Single-cell RNA-Seq data analysis. Data for single-cell RNA-Seq analysis has been previously published (59). We compared CD40L expression among CD4⁺ T cells in dLN, spleen, and tumors from day 10 and day 20 to produce a heatmap of relative gene expression.

Statistics. All the experimental data analyses were performed with GraphPad Prism statistical software and shown as mean ± SEM. P value was determined by 2-way ANOVA for tumor growth, log-rank test for survival, and 2-tailed t tests or 1-way ANOVA for other analyses. When multiple comparisons were done, significance was adjusted by Holm-Šidák method. P < 0.05 was considered statistically significant.
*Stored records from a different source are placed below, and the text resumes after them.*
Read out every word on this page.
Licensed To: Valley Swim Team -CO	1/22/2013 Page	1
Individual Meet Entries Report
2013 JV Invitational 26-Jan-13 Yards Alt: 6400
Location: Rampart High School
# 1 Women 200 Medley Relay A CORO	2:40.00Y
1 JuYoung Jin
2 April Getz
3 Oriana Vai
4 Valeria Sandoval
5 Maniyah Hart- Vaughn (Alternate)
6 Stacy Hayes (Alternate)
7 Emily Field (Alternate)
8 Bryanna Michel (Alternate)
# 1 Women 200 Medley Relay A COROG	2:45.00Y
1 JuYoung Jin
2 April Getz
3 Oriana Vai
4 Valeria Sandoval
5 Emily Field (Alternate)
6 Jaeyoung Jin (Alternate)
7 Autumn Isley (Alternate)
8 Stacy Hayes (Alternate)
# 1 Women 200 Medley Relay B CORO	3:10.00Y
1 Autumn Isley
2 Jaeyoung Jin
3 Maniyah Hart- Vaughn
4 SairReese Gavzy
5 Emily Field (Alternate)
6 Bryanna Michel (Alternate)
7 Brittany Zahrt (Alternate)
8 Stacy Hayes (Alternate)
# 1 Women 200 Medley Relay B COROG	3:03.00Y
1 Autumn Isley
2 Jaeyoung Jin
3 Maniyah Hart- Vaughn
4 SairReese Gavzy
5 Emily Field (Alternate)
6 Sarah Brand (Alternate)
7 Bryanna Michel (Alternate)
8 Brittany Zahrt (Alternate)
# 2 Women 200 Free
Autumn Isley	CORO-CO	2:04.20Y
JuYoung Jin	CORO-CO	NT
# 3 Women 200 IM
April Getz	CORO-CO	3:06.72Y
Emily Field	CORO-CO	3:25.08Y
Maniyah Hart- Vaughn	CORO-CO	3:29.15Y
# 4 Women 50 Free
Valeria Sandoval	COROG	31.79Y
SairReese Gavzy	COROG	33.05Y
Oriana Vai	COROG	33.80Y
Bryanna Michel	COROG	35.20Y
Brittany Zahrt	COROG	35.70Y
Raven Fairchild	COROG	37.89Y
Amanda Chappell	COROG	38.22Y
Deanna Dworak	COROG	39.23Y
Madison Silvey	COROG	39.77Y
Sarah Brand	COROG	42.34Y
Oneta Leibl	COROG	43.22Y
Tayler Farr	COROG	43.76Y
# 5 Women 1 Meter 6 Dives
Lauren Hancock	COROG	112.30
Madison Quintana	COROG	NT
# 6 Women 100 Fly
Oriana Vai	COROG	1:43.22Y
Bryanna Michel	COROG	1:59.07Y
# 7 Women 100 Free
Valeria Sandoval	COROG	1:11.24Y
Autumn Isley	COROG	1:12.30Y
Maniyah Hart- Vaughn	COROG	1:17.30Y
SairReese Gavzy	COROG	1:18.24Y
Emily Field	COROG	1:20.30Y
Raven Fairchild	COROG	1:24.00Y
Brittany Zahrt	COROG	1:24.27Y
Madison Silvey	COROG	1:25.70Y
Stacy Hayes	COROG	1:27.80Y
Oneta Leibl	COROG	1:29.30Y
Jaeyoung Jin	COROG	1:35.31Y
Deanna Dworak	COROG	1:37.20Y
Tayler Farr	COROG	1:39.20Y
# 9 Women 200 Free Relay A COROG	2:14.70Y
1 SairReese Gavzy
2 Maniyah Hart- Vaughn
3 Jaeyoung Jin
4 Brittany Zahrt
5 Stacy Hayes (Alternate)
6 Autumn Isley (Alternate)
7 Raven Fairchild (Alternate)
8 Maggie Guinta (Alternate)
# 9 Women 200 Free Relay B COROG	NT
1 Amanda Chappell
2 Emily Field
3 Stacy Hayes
Study approval. Animal experiments were conducted according to guidelines set by the IACUC of the UT Southwestern Medical Center. We performed no human research.

Author contributions

Conceptualization was contributed by CM, YXF, and JQ. Methodology was contributed by CM, LL, JB, and HL. Investigation was contributed by CM, JB, and HL. Writing of the original daft was contributed by CM. Review and editing of the manuscript were contributed by CM, LL, JB, YXF, and JQ. Funding acquisition was contributed by YXF, JQ. Supervision was contributed by YXF and JQ. CM and JB are co–first authors. CM initiated this study and is therefore listed first.